“ATMXS” spells the future of HK tech
First, the good news. Hong Kong will have a Nasdaq-equivalent index.
But, the sad news is almost all component companies are from mainland, not Hong Kong in the upcoming Hang Seng Tech Index.
No worry. Hong Kong can draw some comfort from what is known as the Wimbledon effect, which is listed one of the four Grand Slam tennis tournaments despite a lack of British presence most of the time.
Those investors who made money this year are mostly on China plays anyway, in particular tech stocks.
Yesterday, Alibaba Group surged seven per cent and Tencent Holdings surged eight per cent to fresh high while Meituan Dianping surged nine per cent. The three, dubbed as ATM, contributed to most of the gains ahead of the Hang Seng Tech Index to be debuted next Monday.
As of the year-to-date, Alibaba Group went up 24 per cent, followed by a 50 per cent gain for Tencent Holdings, and a 100 per cent return for Meituan Dianping.
By contrast, Hang Seng Index lost about 10 per cent during the period.
China’s gain is really Hong Kong’s loss. Check the Hong Kong banking and property counters and one will get the picture.
The Hang Seng Tech Index is made up of the top 30 technology plays listed in Hong Kong, whose business spans from network, fintech, cloud, e-commerce and digital business.

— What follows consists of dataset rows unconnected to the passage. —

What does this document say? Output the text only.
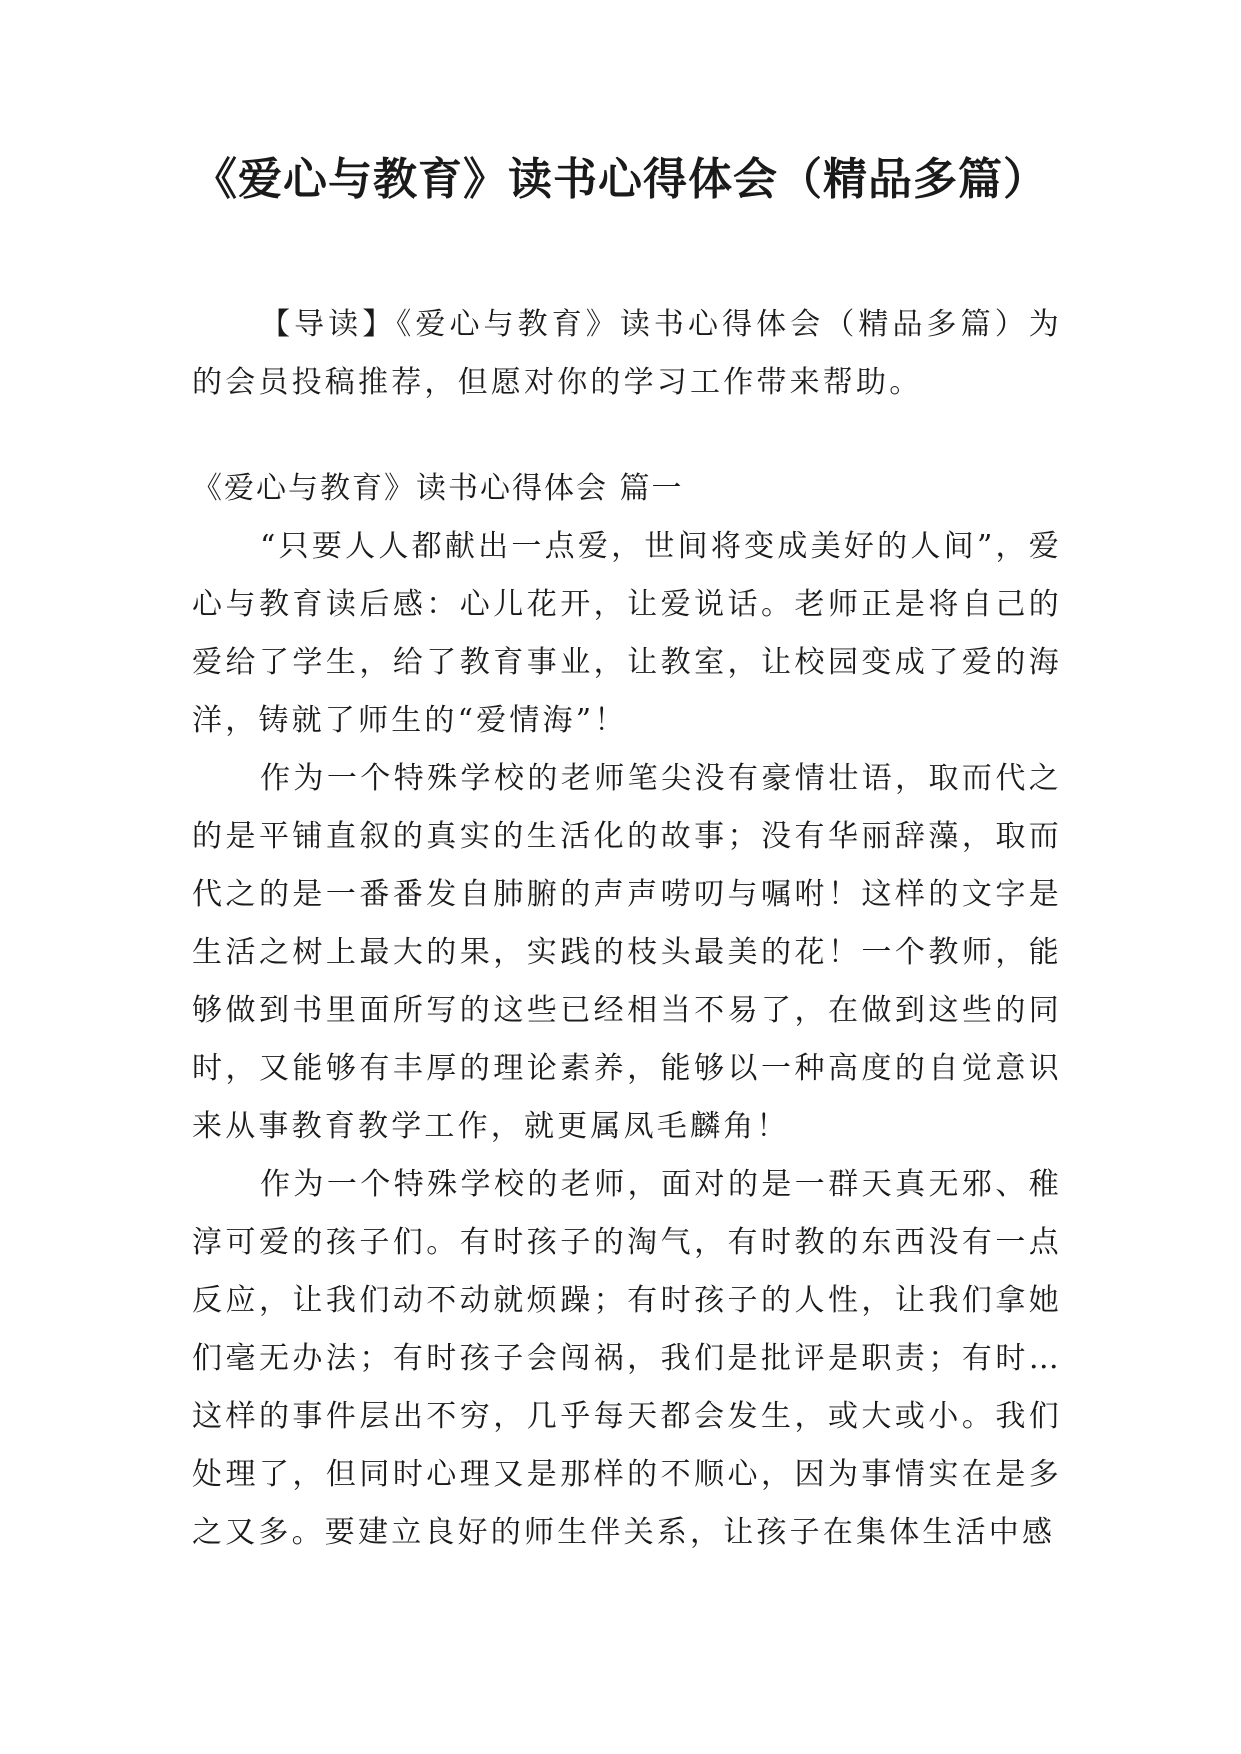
《爱心与教育》读书心得体会（精品多篇）

【导读】《爱心与教育》读书心得体会（精品多篇）为的会员投稿推荐，但愿对你的学习工作带来帮助。

《爱心与教育》读书心得体会 篇一

“只要人人都献出一点爱，世间将变成美好的人间”，爱心与教育读后感：心儿花开，让爱说话。老师正是将自己的爱给了学生，给了教育事业，让教室，让校园变成了爱的海洋，铸就了师生的“爱情海”！

作为一个特殊学校的老师笔尖没有豪情壮语，取而代之的是平铺直叙的真实的生活化的故事；没有华丽辞藻，取而代之的是一番番发自肺腑的声声唠叨与嘱咐！这样的文字是生活之树上最大的果，实践的枝头最美的花！一个教师，能够做到书里面所写的这些已经相当不易了，在做到这些的同时，又能够有丰厚的理论素养，能够以一种高度的自觉意识来从事教育教学工作，就更属凤毛麟角！

作为一个特殊学校的老师，面对的是一群天真无邪、稚淳可爱的孩子们。有时孩子的淘气，有时教的东西没有一点反应，让我们动不动就烦躁；有时孩子的人性，让我们拿她们毫无办法；有时孩子会闯祸，我们是批评是职责；有时…这样的事件层出不穷，几乎每天都会发生，或大或小。我们处理了，但同时心理又是那样的不顺心，因为事情实在是多之又多。要建立良好的师生伴关系，让孩子在集体生活中感
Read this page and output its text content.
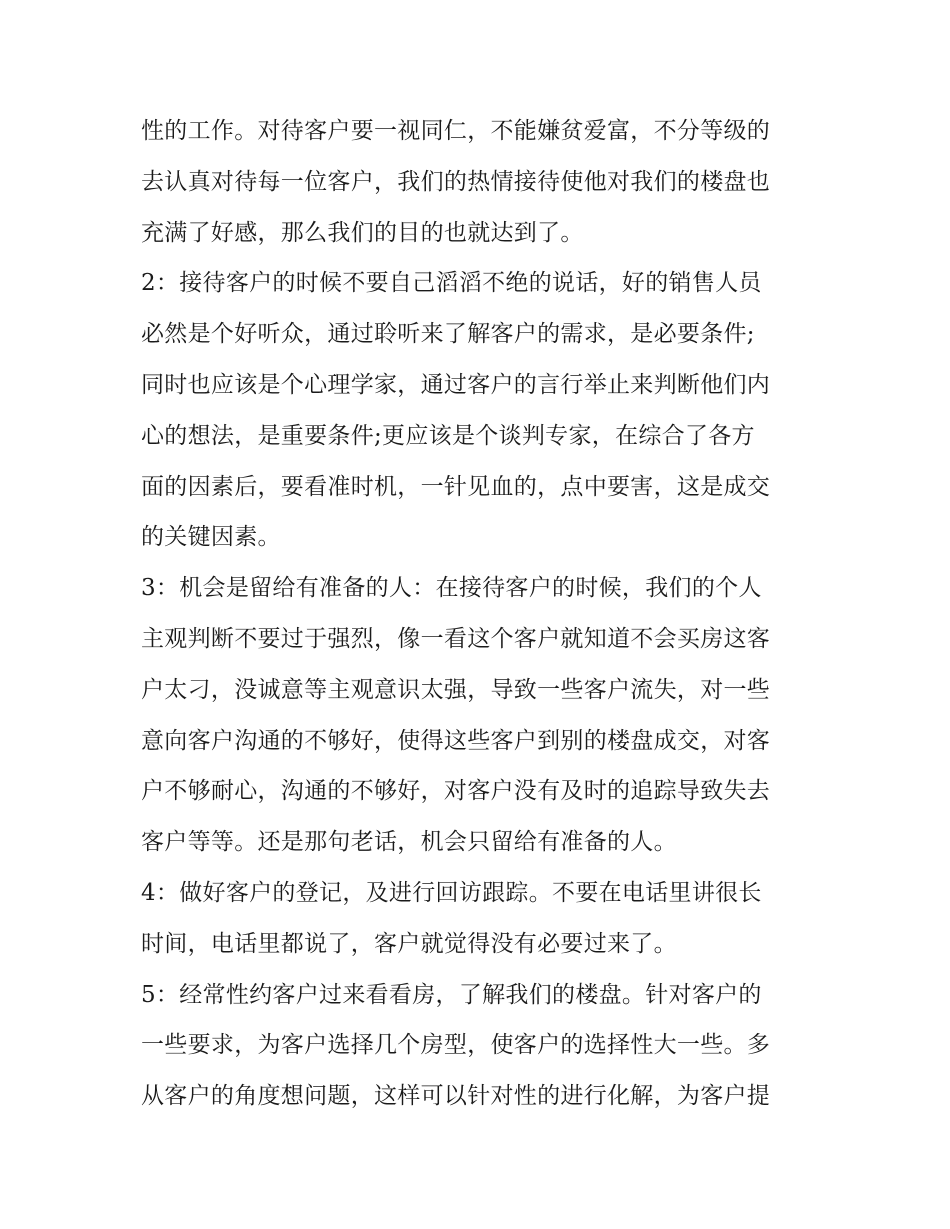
性的工作。对待客户要一视同仁，不能嫌贫爱富，不分等级的
去认真对待每一位客户，我们的热情接待使他对我们的楼盘也
充满了好感，那么我们的目的也就达到了。
2：接待客户的时候不要自己滔滔不绝的说话，好的销售人员
必然是个好听众，通过聆听来了解客户的需求，是必要条件;
同时也应该是个心理学家，通过客户的言行举止来判断他们内
心的想法，是重要条件;更应该是个谈判专家，在综合了各方
面的因素后，要看准时机，一针见血的，点中要害，这是成交
的关键因素。
3：机会是留给有准备的人：在接待客户的时候，我们的个人
主观判断不要过于强烈，像一看这个客户就知道不会买房这客
户太刁，没诚意等主观意识太强，导致一些客户流失，对一些
意向客户沟通的不够好，使得这些客户到别的楼盘成交，对客
户不够耐心，沟通的不够好，对客户没有及时的追踪导致失去
客户等等。还是那句老话，机会只留给有准备的人。
4：做好客户的登记，及进行回访跟踪。不要在电话里讲很长
时间，电话里都说了，客户就觉得没有必要过来了。
5：经常性约客户过来看看房，了解我们的楼盘。针对客户的
一些要求，为客户选择几个房型，使客户的选择性大一些。多
从客户的角度想问题，这样可以针对性的进行化解，为客户提
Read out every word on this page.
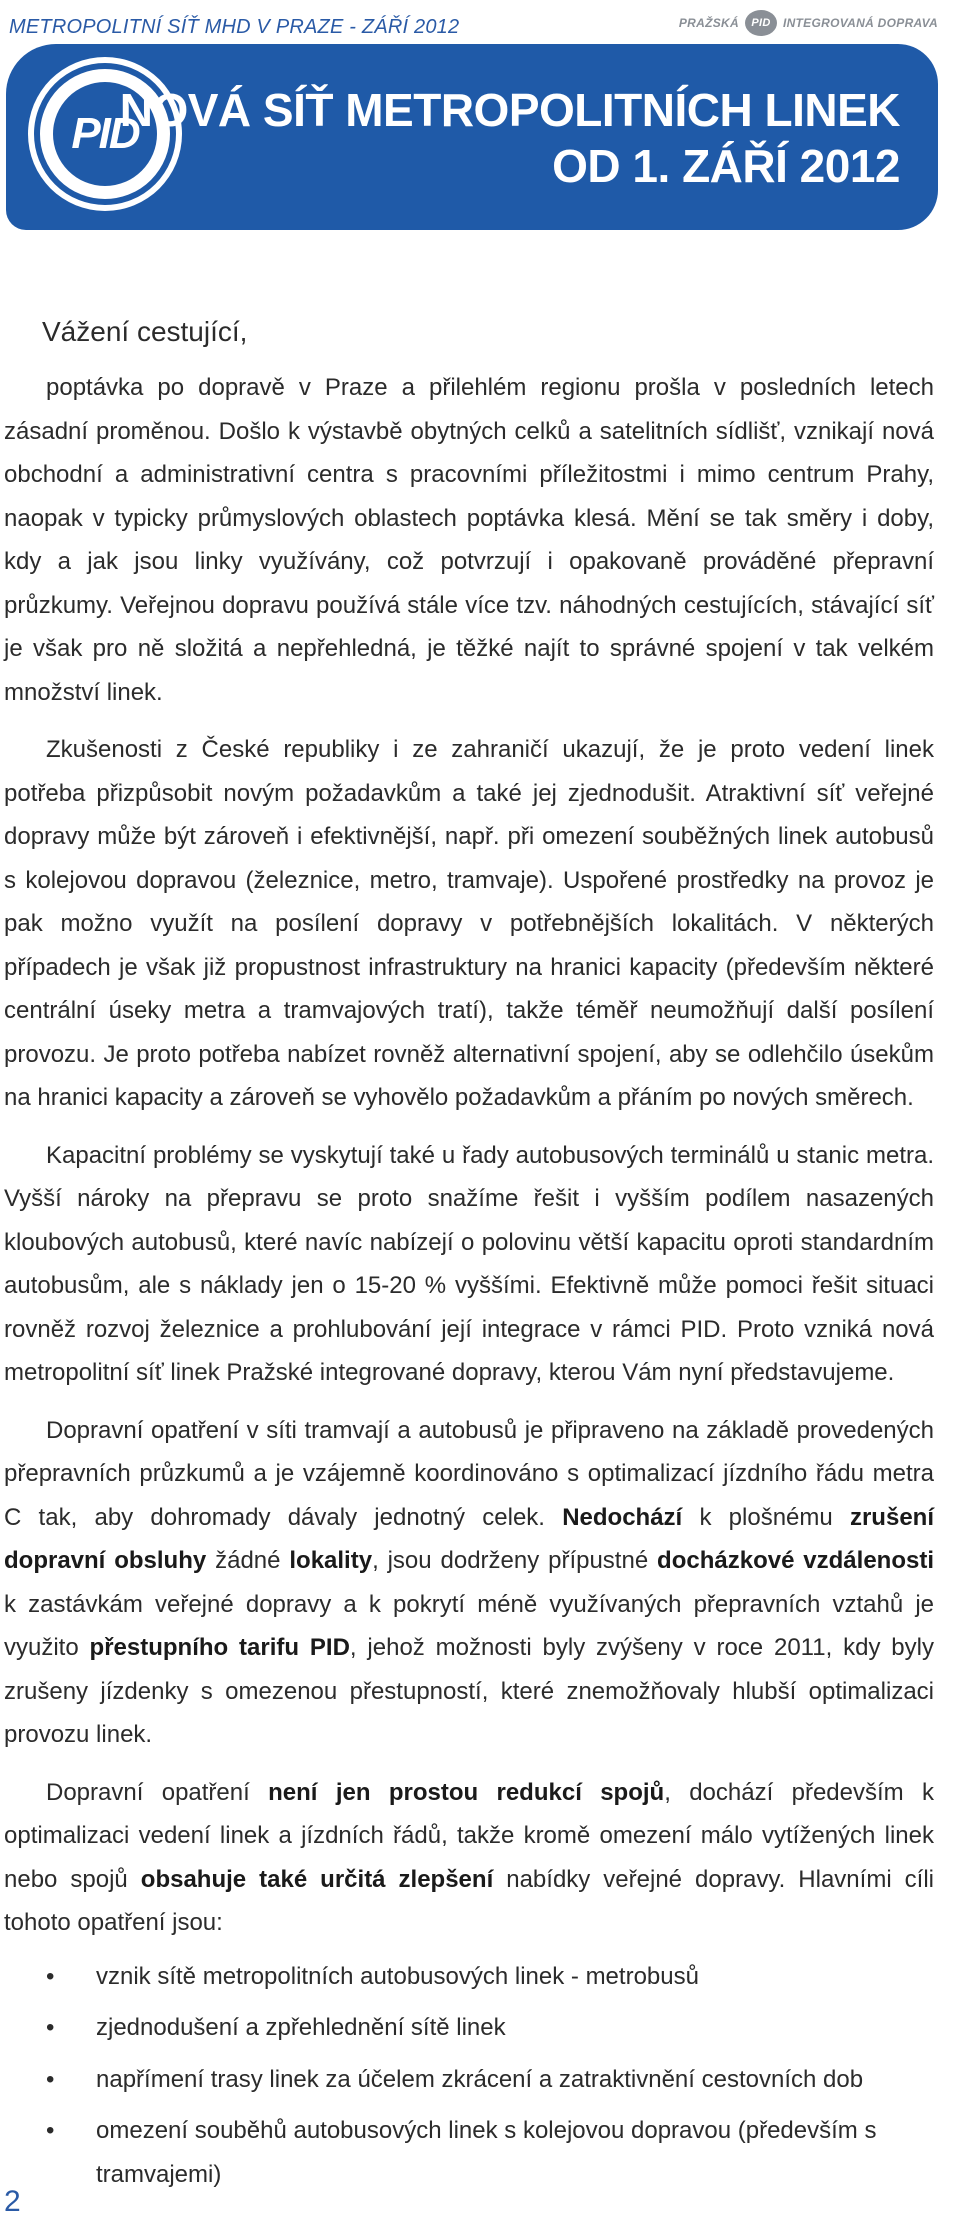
METROPOLITNÍ SÍŤ MHD V PRAZE - ZÁŘÍ 2012	PRAŽSKÁ	PID	INTEGROVANÁ DOPRAVA
PID
NOVÁ SÍŤ METROPOLITNÍCH LINEK
OD 1. ZÁŘÍ 2012
Vážení cestující,

poptávka po dopravě v Praze a přilehlém regionu prošla v posledních letech zásadní proměnou. Došlo k výstavbě obytných celků a satelitních sídlišť, vznikají nová obchodní a administrativní centra s pracovními příležitostmi i mimo centrum Prahy, naopak v typicky průmyslových oblastech poptávka klesá. Mění se tak směry i doby, kdy a jak jsou linky využívány, což potvrzují i opakovaně prováděné přepravní průzkumy. Veřejnou dopravu používá stále více tzv. náhodných cestujících, stávající síť je však pro ně složitá a nepřehledná, je těžké najít to správné spojení v tak velkém množství linek.

Zkušenosti z České republiky i ze zahraničí ukazují, že je proto vedení linek potřeba přizpůsobit novým požadavkům a také jej zjednodušit. Atraktivní síť veřejné dopravy může být zároveň i efektivnější, např. při omezení souběžných linek autobusů s kolejovou dopravou (železnice, metro, tramvaje). Uspořené prostředky na provoz je pak možno využít na posílení dopravy v potřebnějších lokalitách. V některých případech je však již propustnost infrastruktury na hranici kapacity (především některé centrální úseky metra a tramvajových tratí), takže téměř neumožňují další posílení provozu. Je proto potřeba nabízet rovněž alternativní spojení, aby se odlehčilo úsekům na hranici kapacity a zároveň se vyhovělo požadavkům a přáním po nových směrech.

Kapacitní problémy se vyskytují také u řady autobusových terminálů u stanic metra. Vyšší nároky na přepravu se proto snažíme řešit i vyšším podílem nasazených kloubových autobusů, které navíc nabízejí o polovinu větší kapacitu oproti standardním autobusům, ale s náklady jen o 15-20 % vyššími. Efektivně může pomoci řešit situaci rovněž rozvoj železnice a prohlubování její integrace v rámci PID. Proto vzniká nová metropolitní síť linek Pražské integrované dopravy, kterou Vám nyní představujeme.

Dopravní opatření v síti tramvají a autobusů je připraveno na základě provedených přepravních průzkumů a je vzájemně koordinováno s optimalizací jízdního řádu metra C tak, aby dohromady dávaly jednotný celek. Nedochází k plošnému zrušení dopravní obsluhy žádné lokality, jsou dodrženy přípustné docházkové vzdálenosti k zastávkám veřejné dopravy a k pokrytí méně využívaných přepravních vztahů je využito přestupního tarifu PID, jehož možnosti byly zvýšeny v roce 2011, kdy byly zrušeny jízdenky s omezenou přestupností, které znemožňovaly hlubší optimalizaci provozu linek.

Dopravní opatření není jen prostou redukcí spojů, dochází především k optimalizaci vedení linek a jízdních řádů, takže kromě omezení málo vytížených linek nebo spojů obsahuje také určitá zlepšení nabídky veřejné dopravy. Hlavními cíli tohoto opatření jsou:

• vznik sítě metropolitních autobusových linek - metrobusů
• zjednodušení a zpřehlednění sítě linek
• napřímení trasy linek za účelem zkrácení a zatraktivnění cestovních dob
• omezení souběhů autobusových linek s kolejovou dopravou (především s tramvajemi)
2
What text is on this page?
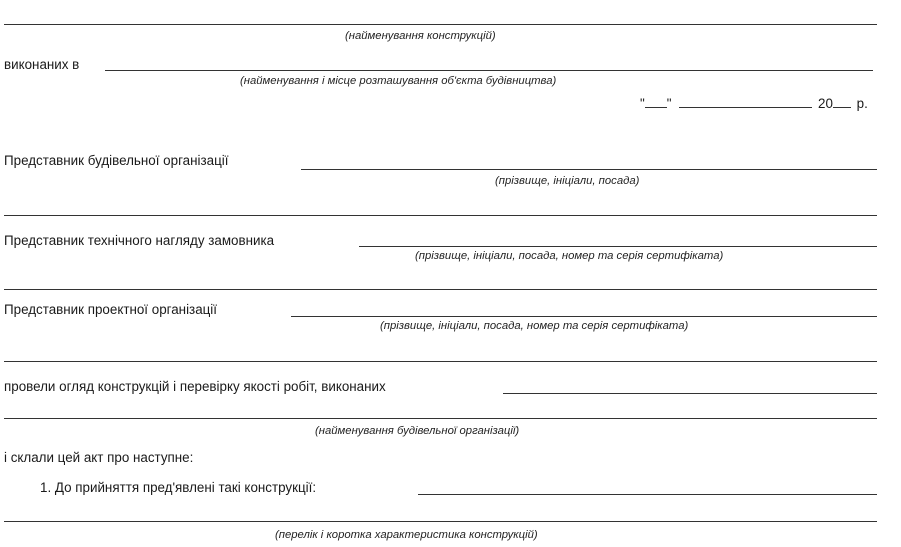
(найменування конструкцій)
виконаних в
(найменування і місце розташування об'єкта будівництва)
" "	20 р.
Представник будівельної організації
(прізвище, ініціали, посада)
Представник технічного нагляду замовника
(прізвище, ініціали, посада, номер та серія сертифіката)
Представник проектної організації
(прізвище, ініціали, посада, номер та серія сертифіката)
провели огляд конструкцій і перевірку якості робіт, виконаних
(найменування будівельної організації)
і склали цей акт про наступне:
1. До прийняття пред'явлені такі конструкції:
(перелік і коротка характеристика конструкцій)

As with the famous acronym FAANG (Facebook, Amazon, Apple, Netflix and Alphabet (formerly Google)), the top five Hang Seng Tech Index will make up of ATMXS, which stands for Alibaba, Tencent, Meituan, Xiaomi and Sunny Optical.
The Hang Seng Tech Index is a barometer for how money has been chasing up the mainland technology sector that benefits from the new normal in the current pandemic.
The index also benefits in the homecoming exercise of Nasdaq-listed giants like JD.com and Netease for secondary listing this year.
More mainland tech giants are in the pipeline. Ant Financial, owned by Alibaba Group founder Jack Ma, is probably going to be the largest IPO in the world this year as the fintech player is targeting on a US$200 billion valuation.
Even Didi, the China’s answer to Uber Technologies, is said to be considering an IPO, although car-hailing, along with other co-sharing new economy play, is not exactly a hot thing under the epidemic.
But China tech is hot. Welcome to the crazy summer rally!